28 Days Later (2002) When I first saw this on the big screen, it was like having a dose of adrenaline. I kept thinking that I had too many windows in my house (that usually comes to mind with zombies of any kind). Another thing that struck me was how much I cared about the main group of four characters (Jim, Selena, Hannah, and Frank-I remembered their names without looking it up). I was anxious about their safety, and when one of them (if you know you know) was infected by a drop of blood in the eye, I wept because I was so invested in the survival of this, created by circumstances, family. It did give me nightmares about rage infected people chasing me down for several weeks after watching it.
The Orphanage (2007) I do not think this movie ever came to a theater close by, so I saw it on DVD back in the olden times when Netflix sent physical DVDs to your house. This one stayed in my head for a long time after viewing it mainly because of the crushing sadness when Laura (Belén Rueda) discovers what actually happened to her adopted son, Simón (Roger Príncep), who went missing early in the movie. I cried and cried over that particular reveal. But overall, this one has a great creepy atmosphere that sticks with you. I’m also a sucker for creepy sack masks like the one Tomás wears. If you like haunted house flicks, give this one a try, but be sure to have a box of tissues handy for the ending.
The Strangers (2008) This one I also watched at home and not in the theater. This one really got under my skin. Home invasion flicks really freak me out because it is something that could actually happen. In fact, I wrote a post about The Strangers about ten years ago (HERE). I still have not rewatched this one, and I'm not sure I'm brave enough to do it.
Sinister (2012) I went to a late showing of this creepy flick opening weekend, and then I went home to my empty house.
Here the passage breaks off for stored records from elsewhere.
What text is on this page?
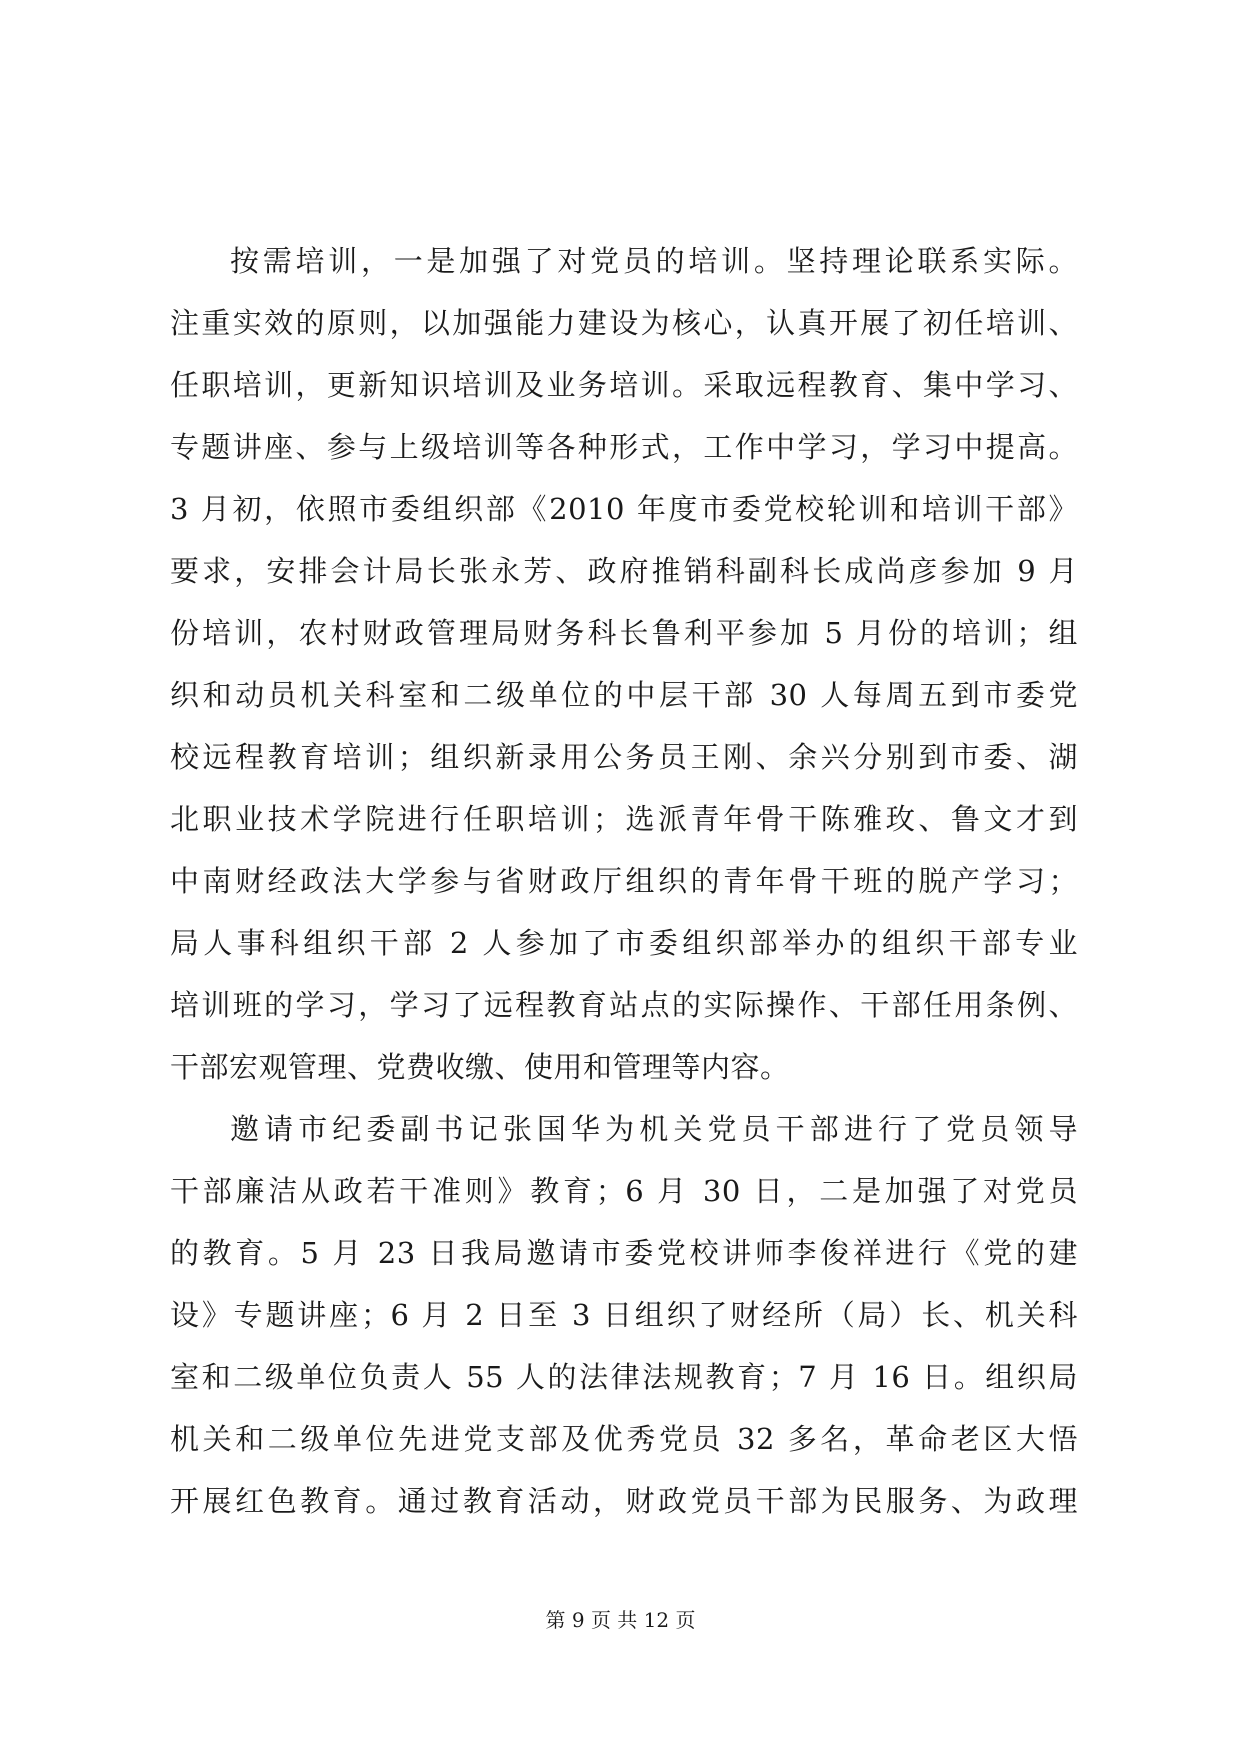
按需培训，一是加强了对党员的培训。坚持理论联系实际。
注重实效的原则，以加强能力建设为核心，认真开展了初任培训、
任职培训，更新知识培训及业务培训。采取远程教育、集中学习、
专题讲座、参与上级培训等各种形式，工作中学习，学习中提高。
3 月初，依照市委组织部《2010 年度市委党校轮训和培训干部》
要求，安排会计局长张永芳、政府推销科副科长成尚彦参加 9 月
份培训，农村财政管理局财务科长鲁利平参加 5 月份的培训；组
织和动员机关科室和二级单位的中层干部 30 人每周五到市委党
校远程教育培训；组织新录用公务员王刚、余兴分别到市委、湖
北职业技术学院进行任职培训；选派青年骨干陈雅玫、鲁文才到
中南财经政法大学参与省财政厅组织的青年骨干班的脱产学习；
局人事科组织干部 2 人参加了市委组织部举办的组织干部专业
培训班的学习，学习了远程教育站点的实际操作、干部任用条例、
干部宏观管理、党费收缴、使用和管理等内容。
邀请市纪委副书记张国华为机关党员干部进行了党员领导
干部廉洁从政若干准则》教育；6 月 30 日，二是加强了对党员
的教育。5 月 23 日我局邀请市委党校讲师李俊祥进行《党的建
设》专题讲座；6 月 2 日至 3 日组织了财经所（局）长、机关科
室和二级单位负责人 55 人的法律法规教育；7 月 16 日。组织局
机关和二级单位先进党支部及优秀党员 32 多名，革命老区大悟
开展红色教育。通过教育活动，财政党员干部为民服务、为政理
第 9 页 共 12 页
This was not the best idea. I ended up turning on all the lights in the house. Professor and Princess, my two cats, thought I was nuts. I don’t know why I was so freaked out. I don’t have kids, and the big baddy in the flick was using kids; however, my logic doesn’t work very well in a dark, empty house. I vowed never to go to a late scary movie again. In fact, if I’m watching something scary, I usually chase it with something funny and light hearted. It makes for a more restful night’s sleep.
Skinamarink (2022) After all the buzz surrounding this one, I had to see it. So the weekend it hit Shudder, I watched it with my husband. This experimental horror movie had me on edge the entire time. I cannot quite pinpoint why. My husband got bored and wanted to go to bed, but I made him keep watching because I was too unnerved to watch the rest alone. Perhaps it brought back the time in my life when I was about Kevin’s age (Lucas Paul), and I was too scared to be alone in the house. My mom would go outside to hang up the laundry, and I would wedge myself between the screen door and the main door into the house to avoid being in the empty house. So, the thought of being trapped in the house with my parents missing took me back to being a frightened four-year-old. After watching the movie, I spent weeks pouring over reaction and analysis videos on YouTube about Skinamarink. I don’t know if I can ever watch it again. Oh yeah, f#%k that Fisher Price phone!